The doorway to the south is Norman, described by Nikolaus Pevsner as "over-restored". In the chancel is an old altar slab with 5 crosses which Pevsner believes is Anglo-Saxon - on the south side of which is a low sill serving for a sedilia, and on the north, double projecting aumbries. The Decorated Gothic octagonal font, bearing Hebden, Rye, and Luttrell shields, was given to the church by Richard de Hebden (died 1373).

In the chancel are several inscribed commemorative stones, the oldest of which is to Sir Nicholas de Hebden (died 1416), and his wife Katherine (died 1447). There also an incised slab and effigy to John Croxby, a 15th-century rector. In the chantry chapel is a 14th-century tomb with the busts of a lady and child, and a Jacobean monument to Sir Charles Dimok (or Dymok) of Howell, MP for the City of London (died 1602), and his wife Margaret (Butler). In the nave is a slab to Richard Boteler (died 1457), and his wife, Matilda (died 1456).
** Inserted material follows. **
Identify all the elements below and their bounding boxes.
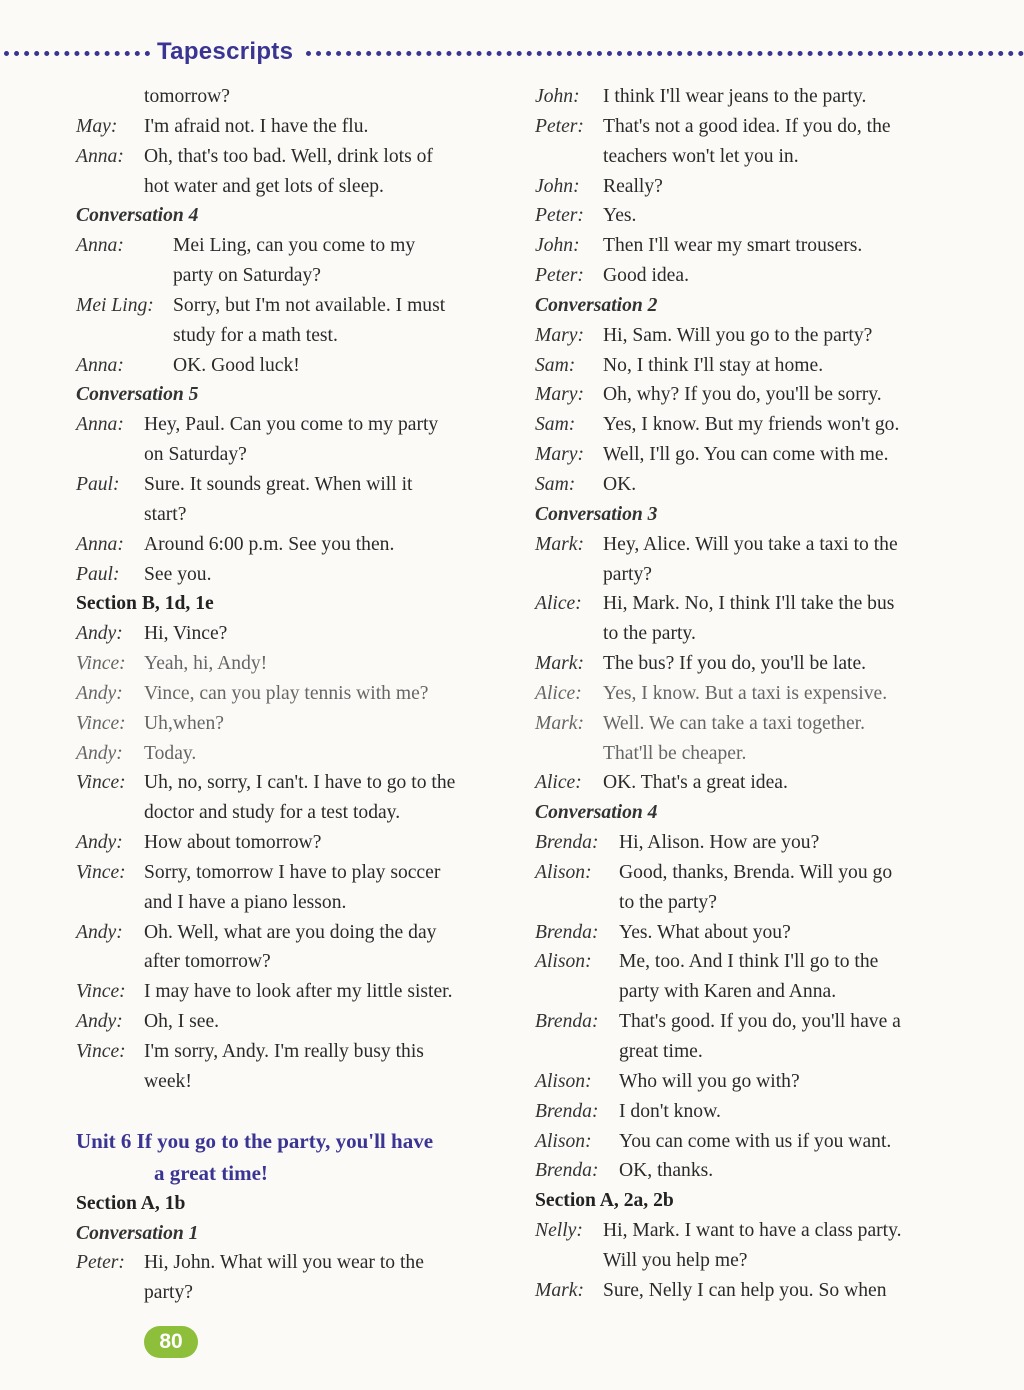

In the churchyard are the listed remains of a cross inscribed to the memory of John Spenser, rector, 1424–1448. Since Cox recorded the Spenser cross in 1916, the inscription has become undecipherable.

The church, with those of Asgarby and South Kyme, is in the Heckington Group of churches.

Howell's two further listed buildings are a late 17th-century rectory, and early 18th-century Howell Hall.